Plain Cys–Cys disulfides are not returned as separate specs for the caller to process. Both Cys residues are instead silently renamed to CYX inside moleculekit.tools.preparation.systemPrepare() (which calls this function internally). The ChainResidueSpec entries for disulfide-bonded cysteines exist only to carry the new_resname="CYX" rename; the parameterization of the S–S bond is handled by AMBER’s built-in CYX template, so no user intervention is required.

Parameters:

mol (moleculekit.molecule.Molecule) – Input molecule. Should already carry covalent bonds (read from a PDB CONECT block, a CIF _struct_conn block, or set up via Molecule.templateResidueFromSmiles()). If mol.bonds is empty, the detector falls back to distance-based bond guessing via mol._guessBonds() and logs a warning. The molecule is not mutated.

Returns:

Flat list mixing ChainResidueSpec, ScaffoldSpec, CovalentLigandSpec, and LigandSpec entries. Ordered by residue index in mol. Empty when the molecule has no non-standard residues and no sidechain crosslinks.

Return type:

list[PerResidueSpec]

Raises:

RuntimeError – If a canonical residue is bonded at an anchor atom that is not listed in moleculekit.tools._anchor_variants.ANCHOR_TABLE (the anchor needs to be registered there before the residue can be re-templated). Also raised if an NCAA resname is 4+ characters long and requires terminus-disambiguation prefixing, which would exceed AMBER’s 4-character prepi unit-name limit.

Examples

Detect non-standard residues, template them with SMILES, then prepare:

>>> from moleculekit.molecule import Molecule
>>> from moleculekit.tools.nonstandard_residues import detectNonStandardResidues
>>> from moleculekit.tools.preparation import systemPrepare
>>> mol = Molecule("3ptb")
>>> specs = detectNonStandardResidues(mol)

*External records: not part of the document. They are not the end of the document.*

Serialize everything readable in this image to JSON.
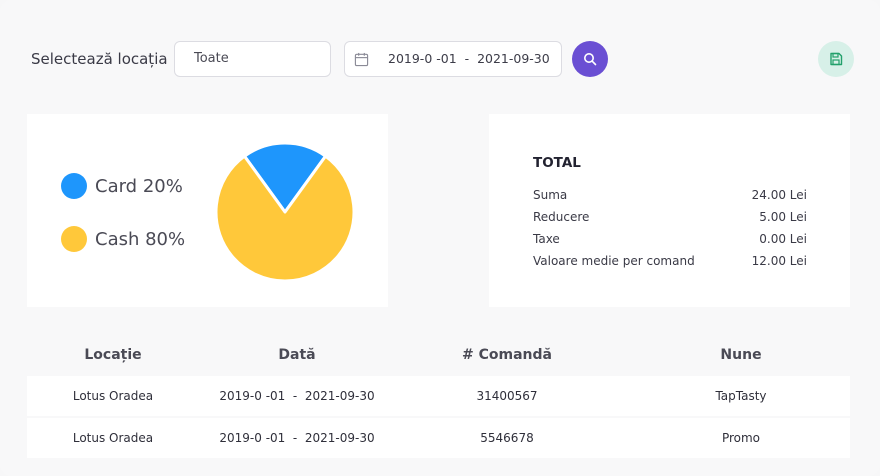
{
  "filters": {
    "location_label": "Selectează locația",
    "location_value": "Toate",
    "date_range": "2019-0 -01  -  2021-09-30"
  },
  "icons": {
    "calendar": "calendar-icon",
    "search": "search-icon",
    "save": "save-icon"
  },
  "colors": {
    "accent": "#6a4fd3",
    "save_bg": "#d7f0e8",
    "save_icon": "#22a06b",
    "card": "#1e96fc",
    "cash": "#ffc83a"
  },
  "payment": {
    "legend": [
      {
        "label": "Card 20%",
        "color": "#1e96fc"
      },
      {
        "label": "Cash 80%",
        "color": "#ffc83a"
      }
    ]
  },
  "chart_data": {
    "type": "pie",
    "categories": [
      "Card",
      "Cash"
    ],
    "values": [
      20,
      80
    ],
    "title": "",
    "legend_placement": "left"
  },
  "totals": {
    "title": "TOTAL",
    "rows": [
      {
        "label": "Suma",
        "value": "24.00 Lei"
      },
      {
        "label": "Reducere",
        "value": "5.00 Lei"
      },
      {
        "label": "Taxe",
        "value": "0.00 Lei"
      },
      {
        "label": "Valoare medie per comand",
        "value": "12.00 Lei"
      }
    ]
  },
  "table": {
    "headers": [
      "Locație",
      "Dată",
      "# Comandă",
      "Nune"
    ],
    "rows": [
      [
        "Lotus Oradea",
        "2019-0 -01  -  2021-09-30",
        "31400567",
        "TapTasty"
      ],
      [
        "Lotus Oradea",
        "2019-0 -01  -  2021-09-30",
        "5546678",
        "Promo"
      ]
    ]
  }
}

For a molecule that has a non-canonical residue (e.g. “LIG”) that needs SMILES-based templating before preparation:

>>> # Template the non-canonical residue with its SMILES
>>> lig_mask = mol.resname == "LIG"
>>> mol.remove("hydrogen")
>>> mol.templateResidueFromSmiles(lig_mask, smiles="...", addHs=True)
>>> # Now pass the specs so systemPrepare does not re-detect
>>> pmol, specs = systemPrepare(mol, detect_specs=specs)

When no non-standard-residue handling is needed, pass specs directly:

>>> pmol, specs, df = systemPrepare(mol, return_details=True)